Médecin, diplômé de médecine tropicale et épidémiologie. Engagé dans l'action humanitaire depuis 1977, il a effectué de nombreuses missions, principalement dans le contexte de déplacements de populations et de conflits armés. Président de Médecins Sans Frontières de 1982 à 1994, il enseigne au Humanitarian and Conflict Response Institute (HCRI) et il est chroniqueur à Alternatives Economiques. Il est l'auteur de nombreux ouvrages et articles, dont "Guerre humanitaires ? Mensonges et Intox" (Textuel, 2018),"La Médecine Humanitaire" (PUF, 2010), "Penser dans l'urgence" (Editions du Seuil, 2006) et "Utopies Sanitaires" (Editions Le Pommier, 2000).
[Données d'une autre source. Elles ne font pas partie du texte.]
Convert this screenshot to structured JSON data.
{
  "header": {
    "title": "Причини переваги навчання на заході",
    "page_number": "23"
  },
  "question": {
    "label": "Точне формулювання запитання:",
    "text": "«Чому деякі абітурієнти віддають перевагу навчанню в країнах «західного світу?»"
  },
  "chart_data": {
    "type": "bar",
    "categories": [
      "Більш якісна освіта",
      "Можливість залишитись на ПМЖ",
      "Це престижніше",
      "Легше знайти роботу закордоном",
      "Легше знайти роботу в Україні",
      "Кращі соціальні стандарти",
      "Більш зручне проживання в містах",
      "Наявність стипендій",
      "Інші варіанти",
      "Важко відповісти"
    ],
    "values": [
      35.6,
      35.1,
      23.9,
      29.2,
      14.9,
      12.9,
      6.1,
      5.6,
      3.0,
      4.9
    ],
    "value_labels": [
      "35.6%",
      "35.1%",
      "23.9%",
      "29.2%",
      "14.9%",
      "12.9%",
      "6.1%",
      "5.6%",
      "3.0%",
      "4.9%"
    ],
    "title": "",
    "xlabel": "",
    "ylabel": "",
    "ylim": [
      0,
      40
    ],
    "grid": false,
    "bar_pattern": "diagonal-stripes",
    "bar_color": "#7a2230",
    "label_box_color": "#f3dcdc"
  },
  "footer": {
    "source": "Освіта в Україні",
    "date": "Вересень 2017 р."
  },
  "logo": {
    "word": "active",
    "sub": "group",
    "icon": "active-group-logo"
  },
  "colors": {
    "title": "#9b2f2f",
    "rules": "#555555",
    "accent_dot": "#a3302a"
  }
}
Dans cet entretien, Rony Brauman répond aux questions du philosophe Régis Debray sur la notion de frontière dans un organisme "sans frontières".

 

Régis Debray. D'où vient le nom de Médecins Sans Frontières ? En protestation contre quoi ? Mû par quelle ambition ?

Rony Brauman. Le nom de MSF ne provient pas d'une protestation mais d'une affirmation. On peut s'en convaincre au vu du nom précédent donné par Bernard Kouchner et ses amis à l'association qu'ils avaient fondée à la suite de leur expérience au Biafra : Groupe d'Intervention Médico-Chirurgicale d'Urgence (GIMCU). L'espace d'intervention de ce groupe n'est pas précisé dans l'intitulé mais il s'agit bien entendu du monde. Le corps souffrant à apaiser, le corps blessé à réparer sont déclarés comme valeur et comme programme, dans une affirmation d'universalité de la blessure et de la maladie. Ils sont passés de GIMCU à Médecins Sans Frontières, d'une description à une allégorie, ce qui sonnait beaucoup mieux. “Jeunes Sans Frontières”, une association de voyages pour étudiants, existait déjà, l'idée d'un monde rendu accessible par les charters aériens était nouvelle et cette capacité nouvelle de mobilité intercontinentale était au coeur du projet. De même que la médecine d'urgence, qui s'organisait sous la forme du SAMU dont la raison d'être était - et demeure - d'amener l'hopital vers le patient, avant d'amener le patient à l'hopital. L'ambition initiale des fondateurs de MSF, telle qu'elle est décrite à l'époque, était la création de ce corps international d'urgentistes mais elle a varié par la suite..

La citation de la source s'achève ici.